Remarquons, tout de suite, que la Joconde n’a aucun point brillant, ni cette humidité des yeux que signale Vasari, dont la description minutieuse est faite, 'de visu, d’après un tableau de bien moindre importance, puisqu’il ne parle que « d’une tête. » II serait inadmissible que le peintre-écrivain eût négligé de parler des mains et du lointain, dont le rôle est si décisif dans l’ensemble du chef-d’œuvre et si inattendu dans la production picturale de la Renaissance. Lorsqu’on aura rappelé que Vasari, né en 1512, n’a jamais passé les Alpes et n’a pu voir ce tableau apporté par le Vinci, en France, en juin 1516, il faudra bien admettre qu’il a décrit une autre peinture. D’autant mieux qu’il parle d’une œuvre « inachevée » et qu’il serait difficile d’indiquer, dans la Joconde, quelle serait la partie incomplète.

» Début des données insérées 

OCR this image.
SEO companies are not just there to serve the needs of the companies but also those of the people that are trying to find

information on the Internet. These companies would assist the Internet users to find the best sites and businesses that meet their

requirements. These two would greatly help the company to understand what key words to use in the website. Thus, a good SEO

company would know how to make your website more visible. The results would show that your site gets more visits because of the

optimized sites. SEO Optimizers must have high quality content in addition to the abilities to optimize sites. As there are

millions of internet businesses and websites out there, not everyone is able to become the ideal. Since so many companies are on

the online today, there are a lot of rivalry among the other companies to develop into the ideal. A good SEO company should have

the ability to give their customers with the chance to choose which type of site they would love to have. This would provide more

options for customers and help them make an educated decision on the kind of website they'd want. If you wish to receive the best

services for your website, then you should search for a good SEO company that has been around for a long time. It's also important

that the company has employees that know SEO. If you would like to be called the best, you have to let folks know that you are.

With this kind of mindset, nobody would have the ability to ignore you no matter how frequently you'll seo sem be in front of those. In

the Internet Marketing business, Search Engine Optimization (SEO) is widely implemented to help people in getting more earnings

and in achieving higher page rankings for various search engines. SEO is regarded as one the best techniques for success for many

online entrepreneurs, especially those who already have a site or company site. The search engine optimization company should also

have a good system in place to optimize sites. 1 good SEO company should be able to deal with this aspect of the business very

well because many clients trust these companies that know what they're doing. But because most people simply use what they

En revanche, dans les cinq portraits de femmes attribués avec vraisemblance à Léonard : la Velatta du Pitti, le Portrait de Jeune fille de la Galerie Lichtenstein, la Dame à la Belette, l’inconnue des Offices et la Lucrezia Crivelli du Louvre, de même que dans l’étude pour l’Isabelle d’Este du même musée, l’artiste, consciencieux observateur de la nature individuelle, a peint, ou dessiné avec soin, les cils et les sourcils qui manquent à la Joconde et aux figures de ses œuvres d’imagination.

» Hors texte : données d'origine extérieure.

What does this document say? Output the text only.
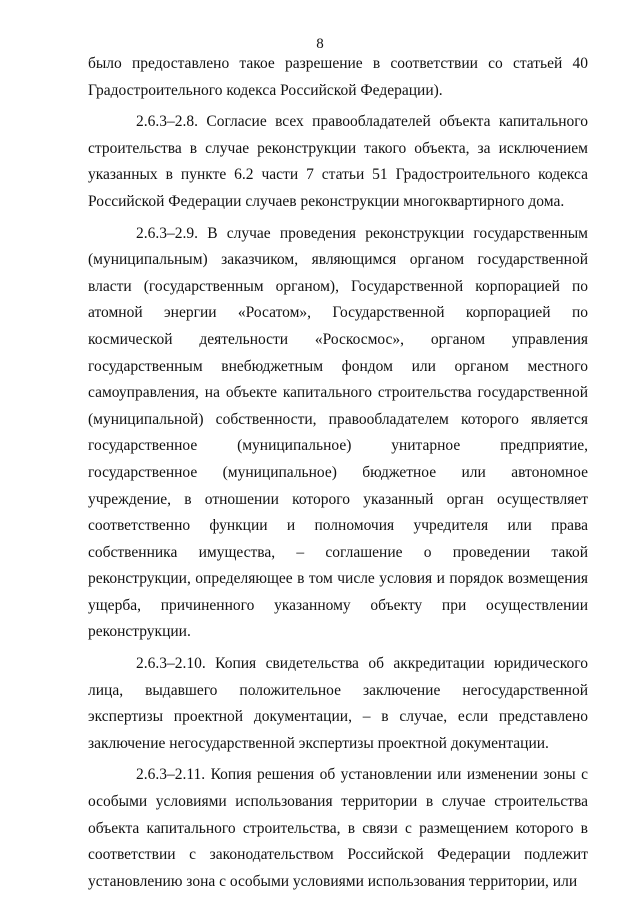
8

было предоставлено такое разрешение в соответствии со статьей 40 Градостроительного кодекса Российской Федерации).

2.6.3–2.8. Согласие всех правообладателей объекта капитального строительства в случае реконструкции такого объекта, за исключением указанных в пункте 6.2 части 7 статьи 51 Градостроительного кодекса Российской Федерации случаев реконструкции многоквартирного дома.

2.6.3–2.9. В случае проведения реконструкции государственным (муниципальным) заказчиком, являющимся органом государственной власти (государственным органом), Государственной корпорацией по атомной энергии «Росатом», Государственной корпорацией по космической деятельности «Роскосмос», органом управления государственным внебюджетным фондом или органом местного самоуправления, на объекте капитального строительства государственной (муниципальной) собственности, правообладателем которого является государственное (муниципальное) унитарное предприятие, государственное (муниципальное) бюджетное или автономное учреждение, в отношении которого указанный орган осуществляет соответственно функции и полномочия учредителя или права собственника имущества, – соглашение о проведении такой реконструкции, определяющее в том числе условия и порядок возмещения ущерба, причиненного указанному объекту при осуществлении реконструкции.

2.6.3–2.10. Копия свидетельства об аккредитации юридического лица, выдавшего положительное заключение негосударственной экспертизы проектной документации, – в случае, если представлено заключение негосударственной экспертизы проектной документации.

2.6.3–2.11. Копия решения об установлении или изменении зоны с особыми условиями использования территории в случае строительства объекта капитального строительства, в связи с размещением которого в соответствии с законодательством Российской Федерации подлежит установлению зона с особыми условиями использования территории, или
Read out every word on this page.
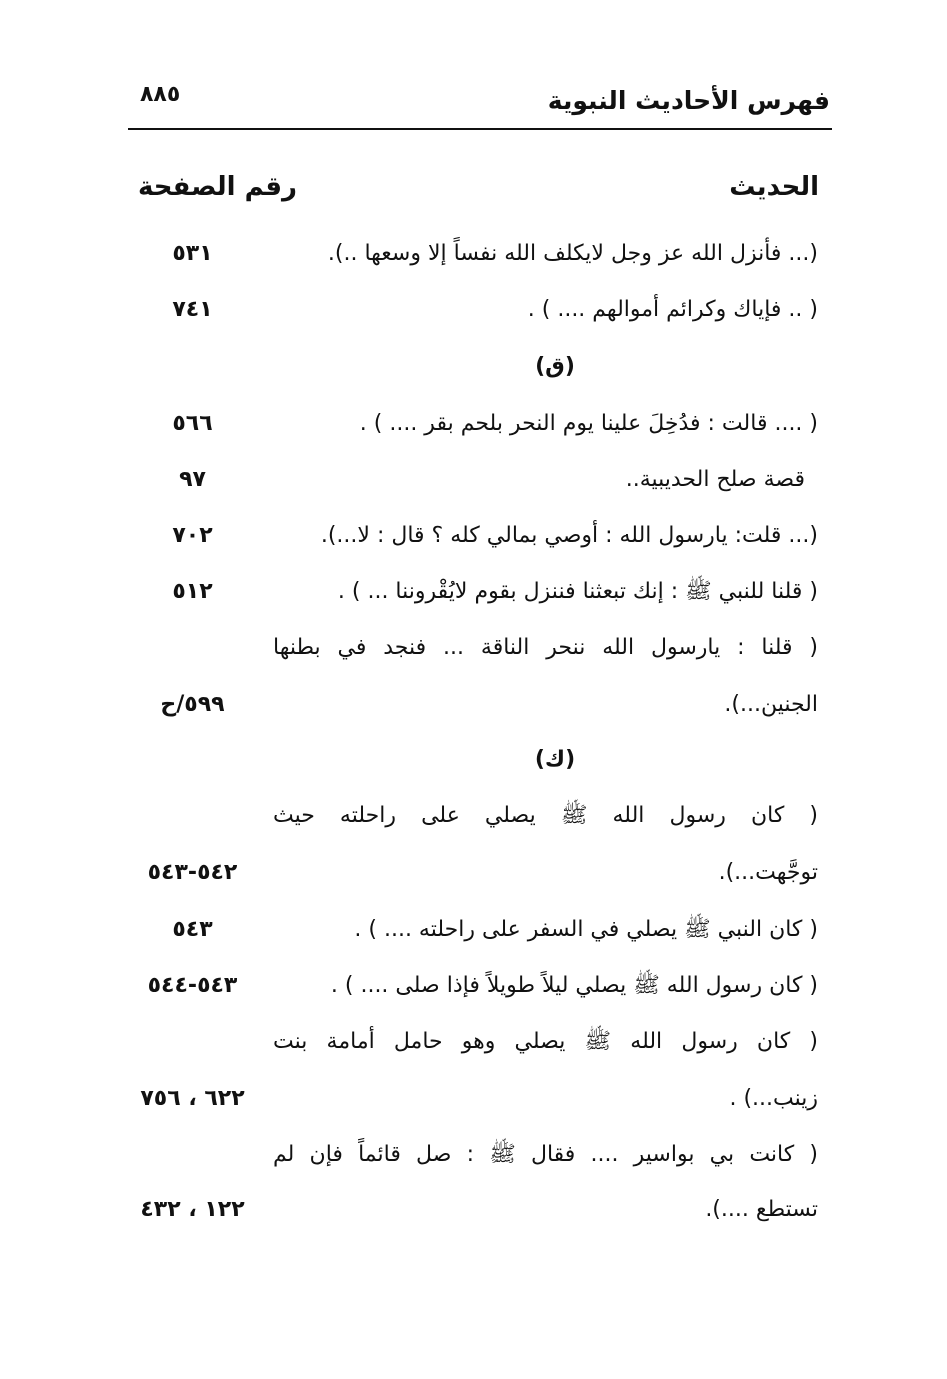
فهرس الأحاديث النبوية
٨٨٥
الحديث
رقم الصفحة
(... فأنزل الله عز وجل لايكلف الله نفساً إلا وسعها ..).
٥٣١
( .. فإياك وكرائم أموالهم .... ) .
٧٤١
(ق)
( .... قالت : فدُخِلَ علينا يوم النحر بلحم بقر .... ) .
٥٦٦
قصة صلح الحديبية..
٩٧
(... قلت: يارسول الله : أوصي بمالي كله ؟ قال : لا...).
٧٠٢
( قلنا للنبي ﷺ : إنك تبعثنا فننزل بقوم لايُقْروننا ... ) .
٥١٢
( قلنا : يارسول الله ننحر الناقة ... فنجد في بطنها
الجنين...).
٥٩٩/ح
(ك)
( كان رسول الله ﷺ يصلي على راحلته حيث
توجَّهت...).
٥٤٢-٥٤٣
( كان النبي ﷺ يصلي في السفر على راحلته .... ) .
٥٤٣
( كان رسول الله ﷺ يصلي ليلاً طويلاً فإذا صلى .... ) .
٥٤٣-٥٤٤
( كان رسول الله ﷺ يصلي وهو حامل أمامة بنت
زينب...) .
٦٢٢ ، ٧٥٦
( كانت بي بواسير .... فقال ﷺ : صل قائماً فإن لم
تستطع ....).
١٢٢ ، ٤٣٢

Nous n’avons, au sujet de ce panneau célèbre, qu’une seule déclaration certaine, mais capitale, puisqu’elle émane directement du Vinci, lequel le présentant, a Cloux, le 15 octobre 1516, au cardinal d’Aragon, fils naturel du roi de Naples, lui assura « qu’il l’avait exécuté sur les instances du Magnifique, feu Julien de Médicis. »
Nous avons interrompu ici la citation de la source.